I get the feeling that this might not be the healthiest way to deal with the world.

That’s depression, and for a long time, I didn’t realise that. I was oblivious to the problem, thinking that I was just unemotional, that my lack of motivation was laziness and that I should just push through it (there’s some truth to the second part of that – I’ll get back to it). I started therapy earlier this year and discovered that I am in fact depressed. Very, and I have been for a very long time.

On Wednesday I was in a meeting and I started talking about something that happened, I was on the verge of bawling. Not just tears, but full-on collapse. There were some tears, but I sort of kept it together. The meeting was in a professional environment for professional reasons, so I didn’t let that happen, but honestly part of me wishes I had.

Depression hurts my productivity. When I’m in the full grip of it I’m almost completely unable to do anything.

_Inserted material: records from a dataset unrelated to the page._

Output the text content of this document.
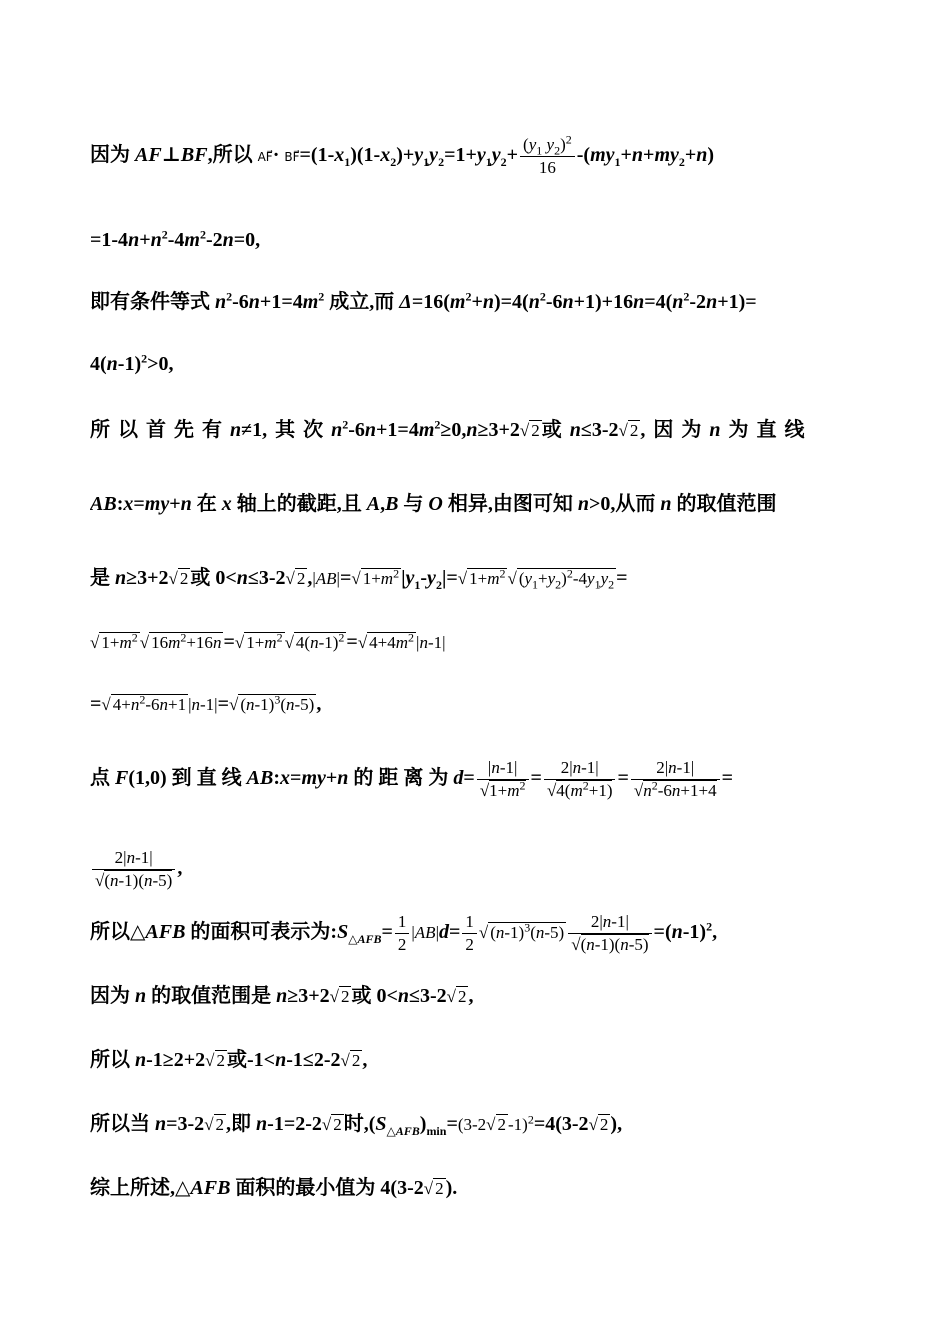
因为 AF⊥BF,所以 AF⃗· $BF⃗=(1-x_1)(1-x_2)+y_1y_2=1+y_1y_2+ \frac{(y_1 y_2)^2}{16} -(my_1+n+my_2+n)$
$=1-4n+n^2-4m^2-2n=0$,
即有条件等式 $n^2-6n+1=4m^2$ 成立,而 $\Delta=16(m^2+n)=4(n^2-6n+1)+16n=4(n^2-2n+1)=$
$4(n-1)^2>0$,
所 以 首 先 有 n≠1, 其 次 $n^2-6n+1=4m^2\ge 0,n\ge 3+2√$ 2 或 n≤3-2√ 2 , 因 为 n 为 直 线
AB:x=my+n 在 x 轴上的截距,且 A,B 与 O 相异,由图可知 n>0,从而 n 的取值范围
是 n≥3+2√ 2 或 0<n≤3-2√ 2 ,|AB|=√ $1+m^2$ $|y_1-y_2|=√$ $1+m^2$ √ $(y_1+y_2)^2-4y_1y_2$ =
√ $1+m^2$ √ $16m^2+16n$ =√ $1+m^2$ √ $4(n-1)^2$ =√ $4+4m^2$ |n-1|
=√ $4+n^2-6n+1$ |n-1|=√ $(n-1)^3(n-5)$ ,
点 F(1,0) 到 直 线 AB:x=my+n 的 距 离 为 $d= \frac{|n-1|}{√1+m^2} = \frac{2|n-1|}{√4(m^2+1)} = \frac{2|n-1|}{√n^2-6n+1+4}$ =
$\frac{2|n-1|}{√(n-1)(n-5)}$ ,
所以△AFB 的面积可表示为$:S_{\triangle AFB}= \frac{1}{2} |AB|d= \frac{1}{2}$ √ $(n-1)^3(n-5) \frac{2|n-1|}{√(n-1)(n-5)} =(n-1)^2$,
因为 n 的取值范围是 n≥3+2√ 2 或 0<n≤3-2√ 2 ,
所以 n-1≥2+2√ 2 或-1<n-1≤2-2√ 2 ,
所以当 n=3-2√ 2 ,即 n-1=2-2√ 2 时$,(S_{\triangle AFB})_{min}=(3-2√$ 2 -1)$^2$=4(3-2√ 2 ),
综上所述,△AFB 面积的最小值为 4(3-2√ 2 ).
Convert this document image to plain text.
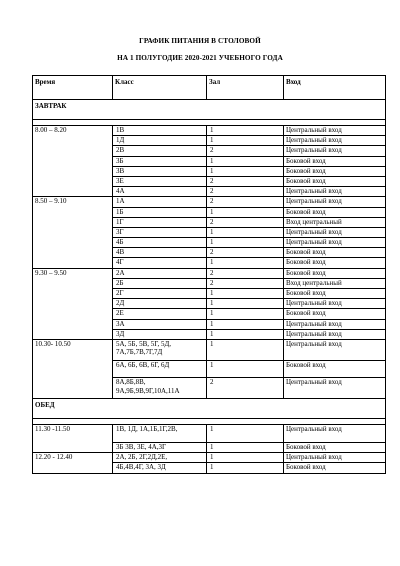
ГРАФИК ПИТАНИЯ В СТОЛОВОЙ
НА 1 ПОЛУГОДИЕ 2020-2021 УЧЕБНОГО ГОДА
Время	Класс	Зал	Вход
ЗАВТРАК			

8.00 – 8.20	1В	1	Центральный вход
	1Д	1	Центральный вход
	2В	2	Центральный вход
	3Б	1	Боковой вход
	3В	1	Боковой вход
	3Е	2	Боковой вход
	4А	2	Центральный вход
8.50 – 9.10	1А	2	Центральный вход
	1Б	1	Боковой вход
	1Г	2	Вход центральный
	3Г	1	Центральный вход
	4Б	1	Центральный вход
	4В	2	Боковой вход
	4Г	1	Боковой вход
9.30 – 9.50	2А	2	Боковой вход
	2Б	2	Вход центральный
	2Г	1	Боковой вход
	2Д	1	Центральный вход
	2Е	1	Боковой вход
	3А	1	Центральный вход
	3Д	1	Центральный вход
10.30- 10.50	5А, 5Б, 5В, 5Г, 5Д,
7А,7Б,7В,7Г,7Д	1	Центральный вход
	6А, 6Б, 6В, 6Г, 6Д	1	Боковой вход
	8А,8Б,8В,
9А,9Б,9В,9Г,10А,11А	2	Центральный вход
ОБЕД			

11.30 -11.50	1В, 1Д, 1А,1Б,1Г,2В,	1	Центральный вход
	3Б 3В, 3Е, 4А,3Г	1	Боковой вход
12.20 - 12.40	2А, 2Б, 2Г,2Д,2Е,	1	Центральный вход
	4Б,4В,4Г, 3А, 3Д	1	Боковой вход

So, that’s the cost, it destroys my life, it leaves me unable to act, unable to relate to the people around me, unable to manage my life. It’s a bitch to deal with.

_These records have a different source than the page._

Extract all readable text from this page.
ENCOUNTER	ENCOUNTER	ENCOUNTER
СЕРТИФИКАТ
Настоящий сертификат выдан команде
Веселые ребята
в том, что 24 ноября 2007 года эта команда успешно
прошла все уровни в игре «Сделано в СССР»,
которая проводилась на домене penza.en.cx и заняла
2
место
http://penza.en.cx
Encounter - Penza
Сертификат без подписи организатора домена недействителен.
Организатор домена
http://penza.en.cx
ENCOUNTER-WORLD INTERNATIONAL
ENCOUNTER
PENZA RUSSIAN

The next part of what I need to think about is how to fix it.

I’m working through a book on Cognitive Behavioural Therapy. It’s a workbook and I need to spend a bit more time with it, to take the time to do all of the tasks listed. So far I’ve done most of them, but a couple were larger ones. It’s a very, very good book and I highly recommend it.

So, that’s one path I’m using to fix my depression.

I’m also working on a few specific avenues outside of the book. The first one is screen time. For the last two days, I haven’t let myself be on my phone for a while before bed. That helps with sleep, a lot more than I was thinking it did. I’ve been inclined to insomnia most of my life, but apparently, I’m not too bad right now. Just staying off my phone for an hour before bed has really improved things. That also means being off of my computer. Instead, I write in my journal. I do a quick recap of the day, the things I’m feeling. One downside to that: I have been focusing on the negative things a bit more than I think is healthy, and maybe I should move to the positive (I have one huge negative right now that takes up maybe ninety percent of my non-work thoughts).

In the morning I don’t let myself look at my phone right away. I take a hot shower, then I drop the temperature to frigid, bordering on icy, for fifteen seconds. Then I dry off and work out. After I do exercise I let myself look at my phone. It doesn’t matter how much I want to look at my phone before then, I don’t let myself (and I want to, if I hear a message alert especially – it’s like the possibility of water to a person lost in the desert, but it’s never the one I want to see anyway).

There are rules that I used to have for my house, and I’ve gone back to them. I do dishes every night before bed. I do laundry every Wednesday, I change my sheets every Thursday (I have no idea how often you are supposed to do that, but once a week works for me). I try to sweep every couple of days and mop once a week. The dishes are the big one. If I let them go I feel hopeless. Groceries are also on Thursday.

Those are steps I’m already taking. There’s more that I have planned, but it has to be done like that, piece by piece. Taking on too much means I will manage it for a day or two, then I will falter, then I will fail, then I will fall deeper into depression because I failed.

So, the bits that are planned for the future: More cardio. I have very little cardio in my life right now. My morning exercise is mostly strength based because I enjoy that a great deal more than I like cardio, and it takes up less time. However, I know cardio has a larger effect on my mood. Cardio is what really pushes me into a positive space.

Socialization. I’m isolated right now. It’s my choice, my own doing, but I need to change it. I need to interact with more people, hell, maybe even find a community of people in the real world to interact with. I used to have one, but I let that go… it was a gradual winnowing process, and in the end, I ended up basically alone most of the time. I think a step I can take to fix this is to work at a cafe at least a couple of days a week. That way I’m in a space where other humans exist and I’m able to leave my home, to experience the world.

I’m even considering going out tomorrow, there’s a show that seems like it might be fun. Sure, I’ll be going by myself, but that’s not so bad, right?